Nebojsa Nesovanovic, of CBRE’s real estate consultancy, admitted that they had projected a slowdown in price growth a year ago, but that didn’t happen.

“We cannot expect a price drop just like that. We expect strong demand and hope that due to increased supply, prices will slow down with growth. The goal is to slow growth, and only then to talk about price correction, housing construction and housing prices, as well as office space, occupancy and rents. Retail sales are rather full in all countries of the region except Serbia. We are still developing in our country and expect it to be filled in a year or two”, he said and also added that in Serbia there is an increased demand for office space as many from the wider region are moving to our country.

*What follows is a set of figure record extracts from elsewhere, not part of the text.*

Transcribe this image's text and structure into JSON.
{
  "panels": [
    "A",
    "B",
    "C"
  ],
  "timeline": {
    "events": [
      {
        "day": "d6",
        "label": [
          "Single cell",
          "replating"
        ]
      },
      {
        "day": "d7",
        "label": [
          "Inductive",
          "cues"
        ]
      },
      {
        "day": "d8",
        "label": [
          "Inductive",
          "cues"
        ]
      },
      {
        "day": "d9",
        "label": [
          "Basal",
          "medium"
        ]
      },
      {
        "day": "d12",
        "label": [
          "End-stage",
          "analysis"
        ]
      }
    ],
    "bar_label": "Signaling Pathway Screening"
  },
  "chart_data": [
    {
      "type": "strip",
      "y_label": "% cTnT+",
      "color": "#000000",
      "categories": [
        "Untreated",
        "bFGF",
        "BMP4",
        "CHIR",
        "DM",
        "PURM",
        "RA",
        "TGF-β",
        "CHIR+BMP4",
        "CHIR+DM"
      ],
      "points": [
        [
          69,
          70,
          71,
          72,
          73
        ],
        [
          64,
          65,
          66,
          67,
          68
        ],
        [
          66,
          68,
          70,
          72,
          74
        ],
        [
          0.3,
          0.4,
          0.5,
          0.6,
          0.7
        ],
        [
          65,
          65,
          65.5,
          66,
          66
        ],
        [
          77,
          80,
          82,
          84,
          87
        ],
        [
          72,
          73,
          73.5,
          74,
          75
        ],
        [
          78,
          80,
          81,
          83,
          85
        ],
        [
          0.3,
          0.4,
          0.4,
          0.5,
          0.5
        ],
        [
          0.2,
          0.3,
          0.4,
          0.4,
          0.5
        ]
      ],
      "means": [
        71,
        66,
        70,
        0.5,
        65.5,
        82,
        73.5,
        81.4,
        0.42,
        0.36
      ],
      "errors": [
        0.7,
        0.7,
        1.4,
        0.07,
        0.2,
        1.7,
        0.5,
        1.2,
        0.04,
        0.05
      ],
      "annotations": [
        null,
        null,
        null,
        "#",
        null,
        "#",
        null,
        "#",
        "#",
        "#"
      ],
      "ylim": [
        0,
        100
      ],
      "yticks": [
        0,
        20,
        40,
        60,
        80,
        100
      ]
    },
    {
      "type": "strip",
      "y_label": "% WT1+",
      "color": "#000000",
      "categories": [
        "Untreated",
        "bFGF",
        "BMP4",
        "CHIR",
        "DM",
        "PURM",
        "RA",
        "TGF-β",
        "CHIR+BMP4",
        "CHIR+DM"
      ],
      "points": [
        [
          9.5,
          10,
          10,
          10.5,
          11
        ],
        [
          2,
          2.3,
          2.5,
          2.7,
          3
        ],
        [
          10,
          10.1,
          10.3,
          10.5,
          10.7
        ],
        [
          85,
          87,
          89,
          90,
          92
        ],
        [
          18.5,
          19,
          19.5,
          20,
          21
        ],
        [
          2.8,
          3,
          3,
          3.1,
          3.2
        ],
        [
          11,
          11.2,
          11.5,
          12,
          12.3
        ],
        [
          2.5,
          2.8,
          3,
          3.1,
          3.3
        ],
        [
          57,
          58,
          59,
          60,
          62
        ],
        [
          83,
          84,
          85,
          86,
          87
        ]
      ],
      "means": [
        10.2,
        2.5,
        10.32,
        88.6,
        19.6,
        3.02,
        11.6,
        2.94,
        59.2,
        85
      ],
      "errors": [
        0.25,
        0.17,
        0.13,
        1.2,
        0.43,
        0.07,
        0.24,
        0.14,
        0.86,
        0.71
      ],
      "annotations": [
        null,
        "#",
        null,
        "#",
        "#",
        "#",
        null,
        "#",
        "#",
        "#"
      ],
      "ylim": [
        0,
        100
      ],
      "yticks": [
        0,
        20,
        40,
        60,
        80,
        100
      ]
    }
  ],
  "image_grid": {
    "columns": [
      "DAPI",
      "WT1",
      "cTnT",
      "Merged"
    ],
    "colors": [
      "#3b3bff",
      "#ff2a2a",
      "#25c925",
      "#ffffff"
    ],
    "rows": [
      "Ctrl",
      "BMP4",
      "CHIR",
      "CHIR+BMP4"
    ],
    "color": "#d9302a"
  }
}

The biggest demand is for real estate in New Belgrade and it can be expected that most will be built there, especially in Block 65. Speaking about shopping malls, he pointed out that in addition to the existing three that are being built, there is a possibility of building another one as consumer habits change. Previously, 85 percent of malls belonged to commerce only, and now retail space is shrinking, with additional entertainment and leisure facilities beginning to dominate.